Pembayaran tambahan tersebut akan dilakukan dalam periode lima tahun, dengan syarat rata-rata harga indeks Platts Premium Low Vol. Hard Coking Coal FOB Australia melampaui US$225 per ton.
Berdasarkan porsi kepemilikan AADI sebesar 47,99%, perusahaan berpotensi menerima dana hingga sekitar US$1,2 miliar. Nilai tersebut terdiri dari sekitar US$888 juta dari pembayaran di muka dan hingga US$264 juta dari komponen bersyarat, tergantung pada pergerakan harga batu bara kokas dalam beberapa tahun ke depan.
Yancoal Australia menargetkan penyelesaian transaksi ini pada kuartal ketiga 2026. Sementara itu, manajemen AADI menyatakan bahwa langkah divestasi ini merupakan bagian dari strategi optimalisasi portofolio bisnis dan investasi perseroan.
Dari sisi kontribusi kinerja, Kestrel Coal Group hanya menyumbang sekitar US$17,3 juta terhadap laba bersih AADI sepanjang 2025, atau setara sekitar 2% dari total laba bersih. Hal ini membuat dampak kehilangan pendapatan berulang (recurring income) dari divestasi ini relatif terbatas.
Sebaliknya, transaksi ini menawarkan valuasi yang sangat menarik. Dengan hanya memperhitungkan pembayaran di muka sebesar US$888 juta, valuasi penjualan setara minimal 51 kali price-to-earnings (P/E), jauh di atas valuasi AADI saat ini yang berada di kisaran 7 kali P/E 2025.
Dari sisi keuntungan, AADI berpotensi membukukan laba minimal sekitar US$152 juta dari transaksi ini, setara sekitar 20% dari laba bersih 2025. Jika seluruh komponen pembayaran bersyarat terealisasi, potensi keuntungan dapat meningkat hingga sekitar US$416 juta, atau setara 55% dari laba bersih tahunan.
Sebagai perbandingan, nilai buku investasi Kestrel pada 2025 tercatat sebesar US$736 juta, sementara harga akuisisi awal pada 2018 mencapai sekitar US$1,1 miliar.
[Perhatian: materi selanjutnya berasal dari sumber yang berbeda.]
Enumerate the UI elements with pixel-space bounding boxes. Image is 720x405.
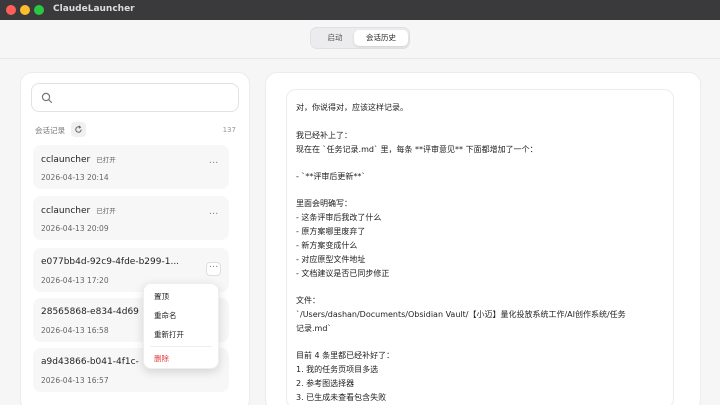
conversation-panel: 对，你说得对，应该这样记录。 我已经补上了： 现在在 `任务记录.md` 里，每…	[265, 72, 701, 405]
search-box	[31, 83, 239, 112]
more-options-icon[interactable]: ···	[206, 262, 221, 276]
message-line: 记录.md`	[296, 324, 332, 333]
session-title: e077bb4d-92c9-4fde-b299-1...	[41, 257, 180, 267]
message-line: 1. 我的任务页项目多选	[296, 365, 379, 374]
session-date: 2026-04-13 16:58	[41, 326, 109, 335]
message-line: 3. 已生成未查看包含失败	[296, 393, 387, 402]
maximize-window-button[interactable]	[34, 5, 44, 15]
app-title: ClaudeLauncher	[53, 4, 135, 14]
message-line: - `**评审后更新**`	[296, 172, 366, 181]
session-title: a9d43866-b041-4f1c-	[41, 357, 139, 367]
message-line: 文件：	[296, 296, 320, 305]
menu-item-reopen[interactable]: 重新打开	[154, 329, 184, 340]
message-line: `/Users/dashan/Documents/Obsidian Vault/…	[296, 310, 626, 319]
more-options-icon[interactable]: ···	[206, 159, 221, 173]
tab-history[interactable]: 会话历史	[354, 30, 408, 46]
session-count: 137	[222, 126, 236, 134]
view-switcher: 启动 会话历史	[310, 27, 410, 49]
title-bar: ClaudeLauncher	[0, 0, 720, 20]
session-card[interactable]: cclauncher 已打开 2026-04-13 20:14 ···	[33, 145, 229, 189]
minimize-window-button[interactable]	[20, 5, 30, 15]
message-bubble: 对，你说得对，应该这样记录。 我已经补上了： 现在在 `任务记录.md` 里，每…	[286, 89, 674, 405]
message-line: - 对应原型文件地址	[296, 255, 366, 264]
search-icon	[41, 92, 53, 104]
opened-badge: 已打开	[96, 207, 116, 215]
session-title: 28565868-e834-4d69	[41, 307, 139, 317]
opened-badge: 已打开	[96, 156, 116, 164]
refresh-icon	[75, 125, 82, 133]
more-options-icon[interactable]: ···	[206, 210, 221, 224]
section-label: 会话记录	[35, 126, 65, 135]
message-line: 我已经补上了：	[296, 131, 352, 140]
menu-separator	[150, 346, 212, 347]
session-date: 2026-04-13 17:20	[41, 276, 109, 285]
session-title: cclauncher 已打开	[41, 206, 116, 216]
search-input[interactable]	[58, 89, 228, 107]
message-line: - 文档建议是否已同步修正	[296, 269, 390, 278]
session-card[interactable]: cclauncher 已打开 2026-04-13 20:09 ···	[33, 196, 229, 240]
refresh-button[interactable]	[71, 122, 86, 137]
message-line: 里面会明确写：	[296, 199, 352, 208]
app-window: ClaudeLauncher 启动 会话历史 会话记录 137 cclaunch…	[0, 0, 720, 405]
message-line: - 这条评审后我改了什么	[296, 213, 382, 222]
message-line: 现在在 `任务记录.md` 里，每条 **评审意见** 下面都增加了一个：	[296, 145, 538, 154]
message-line: 对，你说得对，应该这样记录。	[296, 103, 408, 112]
message-line: - 新方案变成什么	[296, 241, 358, 250]
message-line: 目前 4 条里都已经补好了：	[296, 351, 395, 360]
context-menu: 置顶 重命名 重新打开 删除	[143, 283, 219, 369]
session-date: 2026-04-13 20:09	[41, 224, 109, 233]
header-divider	[0, 58, 720, 59]
menu-item-rename[interactable]: 重命名	[154, 310, 177, 321]
message-line: - 原方案哪里废弃了	[296, 227, 366, 236]
menu-item-delete[interactable]: 删除	[154, 353, 169, 364]
menu-item-pin[interactable]: 置顶	[154, 291, 169, 302]
close-window-button[interactable]	[6, 5, 16, 15]
message-line: 2. 参考图选择器	[296, 379, 355, 388]
session-title: cclauncher 已打开	[41, 155, 116, 165]
session-date: 2026-04-13 16:57	[41, 376, 109, 385]
session-date: 2026-04-13 20:14	[41, 173, 109, 182]
tab-start[interactable]: 启动	[314, 30, 356, 46]
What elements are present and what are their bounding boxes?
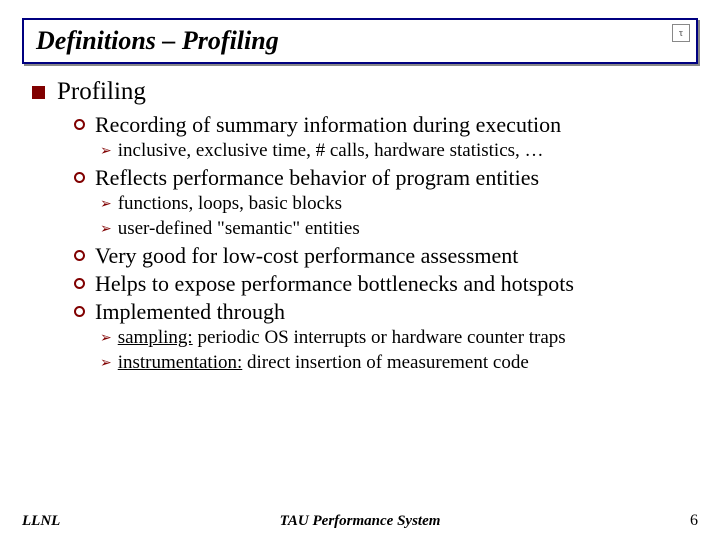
level3-group: ➢ functions, loops, basic blocks ➢ user-… <box>74 193 698 242</box>
bullet-text: user-defined "semantic" entities <box>118 218 360 240</box>
bullet-text: Recording of summary information during … <box>95 112 561 138</box>
tau-logo-icon: τ <box>672 24 690 42</box>
circle-bullet-icon <box>74 172 85 183</box>
circle-bullet-icon <box>74 250 85 261</box>
bullet-text: Very good for low-cost performance asses… <box>95 243 518 269</box>
level3-group: ➢ inclusive, exclusive time, # calls, ha… <box>74 140 698 164</box>
slide: Definitions – Profiling τ Profiling Reco… <box>0 0 720 540</box>
title-box: Definitions – Profiling τ <box>22 18 698 64</box>
bullet-rest: periodic OS interrupts or hardware count… <box>193 327 566 348</box>
level2-group: Recording of summary information during … <box>32 112 698 376</box>
bullet-text: Helps to expose performance bottlenecks … <box>95 271 574 297</box>
bullet-level3: ➢ user-defined "semantic" entities <box>100 218 698 242</box>
arrow-bullet-icon: ➢ <box>100 218 112 242</box>
content-area: Profiling Recording of summary informati… <box>22 78 698 376</box>
circle-bullet-icon <box>74 119 85 130</box>
bullet-level3: ➢ functions, loops, basic blocks <box>100 193 698 217</box>
arrow-bullet-icon: ➢ <box>100 352 112 376</box>
bullet-level2: Very good for low-cost performance asses… <box>74 243 698 269</box>
bullet-text: functions, loops, basic blocks <box>118 193 342 215</box>
circle-bullet-icon <box>74 306 85 317</box>
bullet-level3: ➢ instrumentation: direct insertion of m… <box>100 352 698 376</box>
bullet-level2: Reflects performance behavior of program… <box>74 165 698 191</box>
bullet-level3: ➢ inclusive, exclusive time, # calls, ha… <box>100 140 698 164</box>
bullet-text: inclusive, exclusive time, # calls, hard… <box>118 140 544 162</box>
arrow-bullet-icon: ➢ <box>100 140 112 164</box>
arrow-bullet-icon: ➢ <box>100 327 112 351</box>
slide-title: Definitions – Profiling <box>36 26 279 55</box>
bullet-level2: Recording of summary information during … <box>74 112 698 138</box>
bullet-text: sampling: periodic OS interrupts or hard… <box>118 327 566 349</box>
bullet-text: Reflects performance behavior of program… <box>95 165 539 191</box>
bullet-text: Implemented through <box>95 299 285 325</box>
footer-left: LLNL <box>22 513 60 530</box>
bullet-rest: direct insertion of measurement code <box>242 352 528 373</box>
underlined-term: sampling: <box>118 327 193 348</box>
bullet-level2: Implemented through <box>74 299 698 325</box>
bullet-level3: ➢ sampling: periodic OS interrupts or ha… <box>100 327 698 351</box>
footer: LLNL TAU Performance System 6 <box>0 512 720 530</box>
footer-center: TAU Performance System <box>280 513 441 530</box>
underlined-term: instrumentation: <box>118 352 243 373</box>
bullet-level2: Helps to expose performance bottlenecks … <box>74 271 698 297</box>
bullet-level1: Profiling <box>32 78 698 106</box>
square-bullet-icon <box>32 86 45 99</box>
bullet-text: Profiling <box>57 78 146 106</box>
bullet-text: instrumentation: direct insertion of mea… <box>118 352 529 374</box>
circle-bullet-icon <box>74 278 85 289</box>
arrow-bullet-icon: ➢ <box>100 193 112 217</box>
level3-group: ➢ sampling: periodic OS interrupts or ha… <box>74 327 698 376</box>
slide-number: 6 <box>690 512 698 530</box>
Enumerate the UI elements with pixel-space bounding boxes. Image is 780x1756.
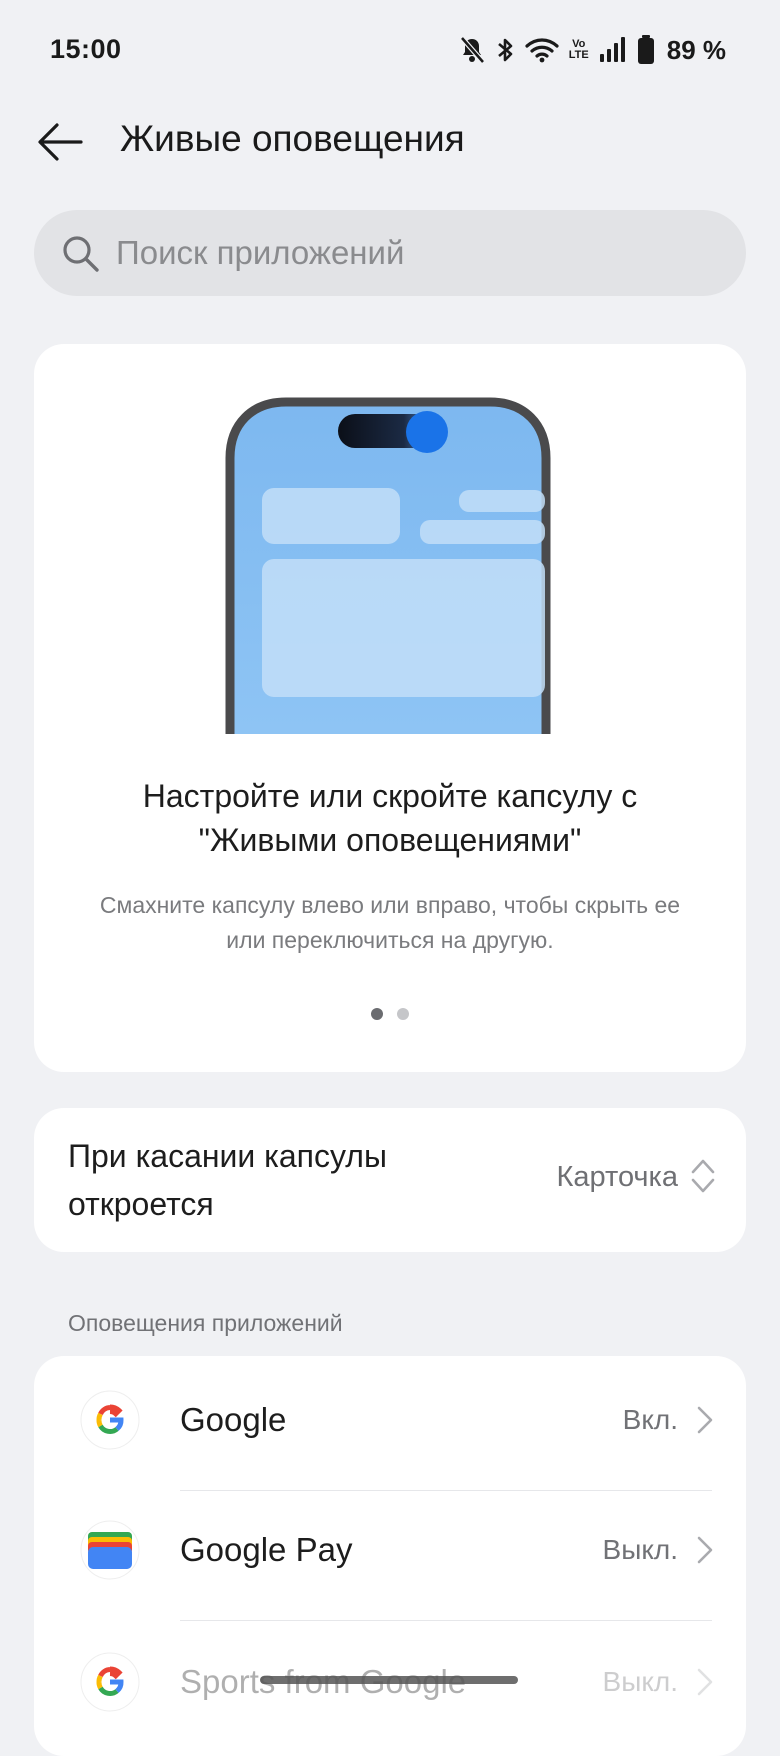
search-icon — [63, 236, 99, 272]
status-time: 15:00 — [50, 34, 122, 64]
hero-card[interactable]: Настройте или скройте капсулу с "Живыми … — [34, 344, 746, 1072]
battery-percent: 89 % — [666, 34, 726, 65]
app-status: Выкл. — [602, 1666, 678, 1697]
search-bar[interactable] — [34, 210, 746, 296]
bluetooth-icon — [497, 38, 513, 62]
search-input[interactable] — [114, 233, 718, 273]
app-row-google-pay[interactable]: Google Pay Выкл. — [34, 1486, 746, 1614]
app-status: Выкл. — [602, 1534, 678, 1565]
battery-icon — [637, 35, 654, 64]
google-icon — [80, 1652, 140, 1712]
google-pay-icon — [80, 1520, 140, 1580]
tap-action-label: При касании капсулы откроется — [68, 1138, 387, 1222]
page-indicator — [34, 1008, 746, 1020]
phone-illustration — [225, 397, 551, 734]
app-name: Google — [180, 1401, 287, 1438]
status-icons: Vo LTE 89 % — [459, 30, 726, 70]
tap-action-value: Карточка — [556, 1161, 678, 1193]
app-row-google[interactable]: Google Вкл. — [34, 1356, 746, 1484]
apps-section-label: Оповещения приложений — [68, 1310, 343, 1336]
arrow-left-icon — [38, 123, 83, 161]
bell-off-icon — [459, 36, 485, 64]
app-name: Google Pay — [180, 1531, 353, 1568]
chevron-right-icon — [697, 1668, 713, 1696]
back-button[interactable] — [30, 112, 90, 172]
page-dot — [397, 1008, 409, 1020]
app-status: Вкл. — [622, 1404, 678, 1435]
hero-description: Смахните капсулу влево или вправо, чтобы… — [99, 892, 681, 953]
tap-action-setting[interactable]: При касании капсулы откроется Карточка — [34, 1108, 746, 1252]
home-indicator[interactable] — [260, 1676, 518, 1684]
signal-icon — [599, 37, 625, 62]
page-title: Живые оповещения — [120, 118, 465, 159]
volte-icon: Vo LTE — [568, 38, 589, 61]
apps-list: Google Вкл. Google Pay Выкл. Sports Выкл… — [34, 1356, 746, 1756]
chevron-right-icon — [697, 1536, 713, 1564]
google-icon — [80, 1390, 140, 1450]
hero-title: Настройте или скройте капсулу с "Живыми … — [142, 778, 638, 858]
page-dot-active — [371, 1008, 383, 1020]
wifi-icon — [525, 38, 559, 63]
chevron-right-icon — [697, 1406, 713, 1434]
up-down-chevron-icon — [691, 1159, 715, 1193]
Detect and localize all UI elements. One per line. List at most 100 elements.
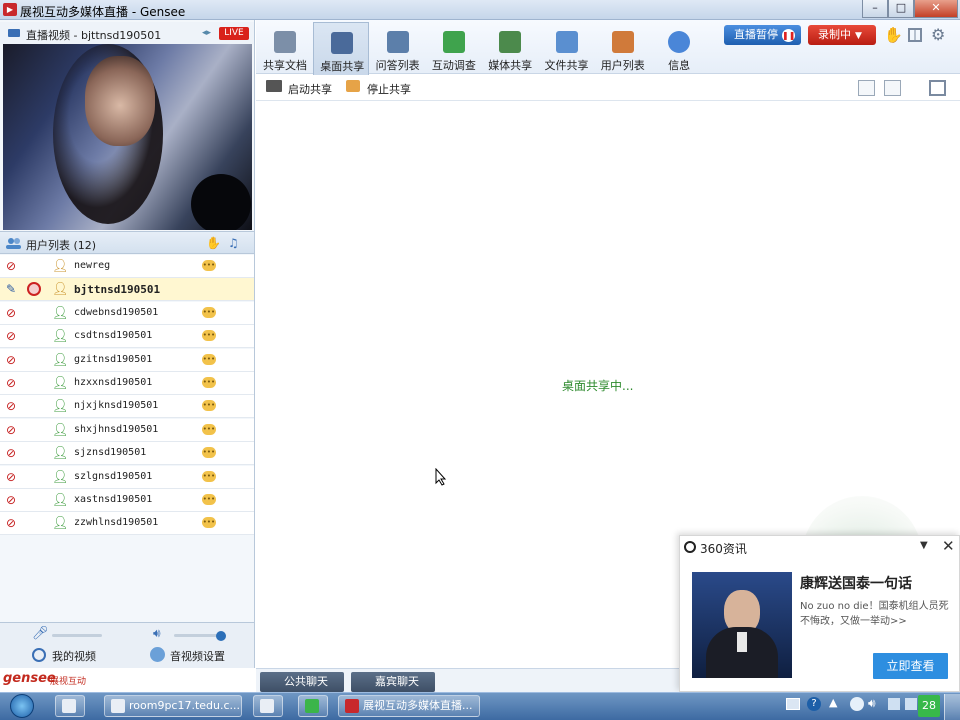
user-row[interactable]: ⊘ 👤︎ gzitnsd190501 ••• [0, 348, 254, 372]
user-row[interactable]: ⊘ 👤︎ newreg ••• [0, 255, 254, 278]
microphone-active-icon[interactable]: ✎ [6, 283, 19, 296]
microphone-muted-icon[interactable]: ⊘ [6, 447, 19, 460]
taskbar-item[interactable] [253, 695, 283, 717]
microphone-muted-icon[interactable]: ⊘ [6, 306, 19, 320]
microphone-muted-icon[interactable]: ⊘ [6, 260, 19, 273]
chat-bubble-icon[interactable]: ••• [202, 260, 216, 271]
user-row[interactable]: ⊘ 👤︎ sjznsd190501 ••• [0, 442, 254, 466]
tab-toolbar-4[interactable]: 媒体共享 [482, 22, 538, 76]
tab-toolbar-0[interactable]: 共享文档 [257, 22, 313, 76]
user-name: xastnsd190501 [74, 494, 153, 505]
mic-volume-slider[interactable] [52, 634, 102, 637]
user-name: gzitnsd190501 [74, 353, 153, 365]
raise-hand-icon[interactable]: ✋ [884, 26, 903, 44]
fit-screen-icon[interactable] [858, 80, 875, 96]
tab-toolbar-1[interactable]: 桌面共享 [313, 22, 370, 76]
speaker-icon[interactable]: 🔊︎ [153, 626, 161, 641]
taskbar-item[interactable] [298, 695, 328, 717]
user-list-title: 用户列表 (12) [26, 239, 97, 252]
minimize-button[interactable]: – [862, 0, 888, 18]
layout-grid-icon[interactable] [908, 28, 922, 42]
chat-bubble-icon[interactable]: ••• [202, 400, 216, 412]
chat-bubble-icon[interactable]: ••• [202, 447, 216, 459]
video-frame-shadow [191, 174, 251, 230]
display-icon[interactable] [888, 698, 900, 710]
user-row[interactable]: ⊘ 👤︎ cdwebnsd190501 ••• [0, 301, 254, 325]
window-titlebar[interactable]: ▶ 展视互动多媒体直播 - Gensee – □ ✕ [0, 0, 960, 20]
news-summary[interactable]: No zuo no die！国泰机组人员死不悔改，又做一举动>> [800, 599, 954, 629]
news-headline[interactable]: 康辉送国泰一句话 [800, 573, 912, 593]
microphone-muted-icon[interactable]: ⊘ [6, 517, 19, 530]
camera-live-icon[interactable] [27, 282, 41, 297]
user-row[interactable]: ⊘ 👤︎ csdtnsd190501 ••• [0, 325, 254, 349]
raise-hand-icon[interactable]: ✋ [206, 236, 221, 250]
chat-bubble-icon[interactable]: ••• [202, 353, 216, 365]
fullscreen-icon[interactable] [929, 80, 946, 96]
user-icon: 👤︎ [52, 329, 69, 345]
view-now-button[interactable]: 立即查看 [873, 653, 948, 679]
chat-bubble-icon[interactable]: ••• [202, 306, 216, 318]
tray-up-icon[interactable]: ▲ [829, 696, 837, 709]
speaker-volume-knob[interactable] [215, 631, 226, 641]
start-button[interactable] [4, 692, 44, 720]
microphone-muted-icon[interactable]: ⊘ [6, 470, 19, 484]
tab-guest-chat[interactable]: 嘉宾聊天 [351, 672, 435, 692]
maximize-button[interactable]: □ [888, 0, 914, 18]
user-row[interactable]: ⊘ 👤︎ shxjhnsd190501 ••• [0, 418, 254, 442]
microphone-muted-icon[interactable]: ⊘ [6, 400, 19, 413]
av-settings-button[interactable]: 音视频设置 [170, 648, 225, 664]
tab-toolbar-6[interactable]: 用户列表 [595, 22, 651, 76]
microphone-muted-icon[interactable]: ⊘ [6, 353, 19, 367]
news-thumbnail[interactable] [692, 572, 792, 678]
news-popup: 360资讯 ▼ ✕ 康辉送国泰一句话 No zuo no die！国泰机组人员死… [679, 535, 960, 692]
chevron-down-icon[interactable]: ▼ [920, 540, 928, 551]
user-row[interactable]: ⊘ 👤︎ njxjknsd190501 ••• [0, 395, 254, 419]
chat-bubble-icon[interactable]: ••• [202, 470, 216, 482]
user-icon: 👤︎ [52, 399, 69, 415]
clock-badge[interactable]: 28 [918, 695, 940, 717]
mute-all-icon[interactable]: ♫ [228, 236, 239, 250]
tab-toolbar-5[interactable]: 文件共享 [539, 22, 595, 76]
toolbar-label: 问答列表 [375, 59, 420, 72]
show-desktop-button[interactable] [944, 694, 960, 720]
microphone-muted-icon[interactable]: ⊘ [6, 423, 19, 437]
taskbar-item[interactable]: room9pc17.tedu.c... [104, 695, 242, 717]
close-icon[interactable]: ✕ [942, 537, 955, 555]
microphone-muted-icon[interactable]: ⊘ [6, 494, 19, 507]
recording-button[interactable]: 录制中 ▼ [808, 25, 876, 45]
user-row[interactable]: ⊘ 👤︎ szlgnsd190501 ••• [0, 465, 254, 489]
taskbar-item[interactable] [55, 695, 85, 717]
chat-bubble-icon[interactable]: ••• [202, 517, 216, 529]
speaker-tray-icon[interactable] [905, 698, 917, 710]
user-row[interactable]: ⊘ 👤︎ hzxxnsd190501 ••• [0, 372, 254, 395]
my-video-button[interactable]: 我的视频 [52, 648, 96, 664]
chat-bubble-icon[interactable]: ••• [202, 330, 216, 342]
user-row[interactable]: ⊘ 👤︎ zzwhlnsd190501 ••• [0, 512, 254, 536]
keyboard-icon[interactable] [786, 698, 800, 710]
start-share-button[interactable]: 启动共享 [288, 81, 332, 97]
microphone-icon[interactable]: 🎤︎ [32, 626, 49, 641]
chat-bubble-icon[interactable]: ••• [202, 377, 216, 388]
user-name: njxjknsd190501 [74, 400, 159, 412]
stop-share-button[interactable]: 停止共享 [367, 81, 411, 97]
microphone-muted-icon[interactable]: ⊘ [6, 330, 19, 343]
chat-bubble-icon[interactable]: ••• [202, 494, 216, 505]
tab-toolbar-7[interactable]: 信息 [651, 22, 707, 76]
tab-toolbar-3[interactable]: 互动调查 [426, 22, 482, 76]
microphone-muted-icon[interactable]: ⊘ [6, 377, 19, 390]
tab-public-chat[interactable]: 公共聊天 [260, 672, 344, 692]
close-button[interactable]: ✕ [914, 0, 958, 18]
network-icon[interactable] [850, 697, 864, 711]
taskbar-item[interactable]: 展视互动多媒体直播... [338, 695, 480, 717]
live-video-stream[interactable] [3, 44, 252, 230]
volume-icon[interactable]: 🔊︎ [868, 696, 876, 711]
user-icon: 👤︎ [52, 446, 69, 462]
user-row[interactable]: ⊘ 👤︎ xastnsd190501 ••• [0, 489, 254, 512]
pause-live-button[interactable]: 直播暂停 ❚❚ [724, 25, 801, 45]
gear-icon[interactable]: ⚙ [931, 25, 945, 44]
actual-size-icon[interactable] [884, 80, 901, 96]
tab-toolbar-2[interactable]: 问答列表 [370, 22, 426, 76]
help-icon[interactable]: ? [807, 697, 821, 711]
chat-bubble-icon[interactable]: ••• [202, 423, 216, 435]
user-row[interactable]: ✎ 👤︎ bjttnsd190501 [0, 278, 254, 302]
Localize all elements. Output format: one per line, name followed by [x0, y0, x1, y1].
Selain itu, divestasi ini juga membuka peluang besar bagi pemegang saham. Dengan minimnya rencana belanja modal (capex) dan ekspansi dalam waktu dekat, AADI berpotensi mendistribusikan sebagian besar dana hasil transaksi sebagai dividen spesial.
Jika seluruh pembayaran di muka dibagikan, nilai dividen yang berpotensi diterima mencapai sekitar Rp1.938 per saham, setara dengan dividend yield sekitar 18% berdasarkan harga saham per 15 April.
Secara keseluruhan, transaksi ini dinilai positif bagi AADI karena memberikan valuasi tinggi, dampak minimal terhadap laba operasional, serta peluang peningkatan return kepada pemegang saham dalam jangka pendek.